The purpose of this synchronization is to keep the replicas in a mutually consistent state. In order to do so, committed transactions in any replica must be committed in all other replicas, in the same order. Furthermore, proposed transactions that should not be committed anymore must be abandoned so that no peer commits them. Messages SNAP and DIFF take care of the former case, while TRUNC is responsible for the latter.
Let us know turn our attention to the FLE protocol itself.
In FLE, peers in the election state vote for other peers for the purpose of electing a leader with the latest history. Peers exchange notifications about their votes, and they update their own vote when a peer with more recent history is discovered. A local execution of FLE will terminate returning a vote for a single peer and then transition to Recovery Phase. If the vote was for the peer itself, it shifts to state leading (and following itself), otherwise it goes to state following.
“Some problems have emerged from the implemented protocol due to differences from the designed protocol…” Two of these are described, one related to a looping behaviour where the system can get stuck bouncing between FLE and Recovery phases, and one relating to the way proposal are abandoned on receipt of a TRUNC message.

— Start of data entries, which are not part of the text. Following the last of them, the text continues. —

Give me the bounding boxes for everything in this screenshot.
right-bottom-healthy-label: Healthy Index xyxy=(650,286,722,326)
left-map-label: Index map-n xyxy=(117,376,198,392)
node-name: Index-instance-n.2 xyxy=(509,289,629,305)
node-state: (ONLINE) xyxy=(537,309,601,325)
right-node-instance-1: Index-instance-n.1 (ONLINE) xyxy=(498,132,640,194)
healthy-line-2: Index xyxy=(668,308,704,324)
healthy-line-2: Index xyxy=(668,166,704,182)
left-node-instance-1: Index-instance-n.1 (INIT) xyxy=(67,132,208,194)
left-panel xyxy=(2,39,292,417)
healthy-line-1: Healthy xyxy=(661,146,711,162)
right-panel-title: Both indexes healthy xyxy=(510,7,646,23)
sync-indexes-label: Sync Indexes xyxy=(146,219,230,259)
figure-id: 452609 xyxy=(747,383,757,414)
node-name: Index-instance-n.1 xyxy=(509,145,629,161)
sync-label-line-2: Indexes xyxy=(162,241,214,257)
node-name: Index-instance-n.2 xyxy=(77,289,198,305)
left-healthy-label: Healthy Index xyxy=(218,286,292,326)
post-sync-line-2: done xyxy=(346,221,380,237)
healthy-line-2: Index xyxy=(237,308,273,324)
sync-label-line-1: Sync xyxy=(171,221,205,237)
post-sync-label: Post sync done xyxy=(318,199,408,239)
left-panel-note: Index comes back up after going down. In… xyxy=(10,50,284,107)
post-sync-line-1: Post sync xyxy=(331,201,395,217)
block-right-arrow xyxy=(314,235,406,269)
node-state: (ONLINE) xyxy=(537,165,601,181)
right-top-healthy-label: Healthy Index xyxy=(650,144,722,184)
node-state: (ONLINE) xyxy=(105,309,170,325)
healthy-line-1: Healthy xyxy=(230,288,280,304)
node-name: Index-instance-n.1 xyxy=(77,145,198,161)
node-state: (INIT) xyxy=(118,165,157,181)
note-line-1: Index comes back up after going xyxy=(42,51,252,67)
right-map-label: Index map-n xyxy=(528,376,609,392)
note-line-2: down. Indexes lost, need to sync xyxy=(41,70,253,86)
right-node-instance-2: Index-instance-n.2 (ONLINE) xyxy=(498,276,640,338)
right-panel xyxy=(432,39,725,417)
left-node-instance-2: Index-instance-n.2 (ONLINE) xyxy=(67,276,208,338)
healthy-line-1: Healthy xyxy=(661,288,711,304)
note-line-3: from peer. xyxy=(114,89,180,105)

Getting these protocols right is hard. We have previously seen how Amazon and Google use formal techniques to uncover deep bugs in distributed systems. In “SAMC: Semantic-Aware Model Checking for Fast Discovery of Deep Bugs in Cloud Systems,” Leesatapornwongsa et al. describe a very promising technique that found a number of known-to-exist deep bugs in ZooKeeper, and also some new ones (as well as in YARN and in Cassandra). We’ll take a look at that work in a future edition of The Morning Paper.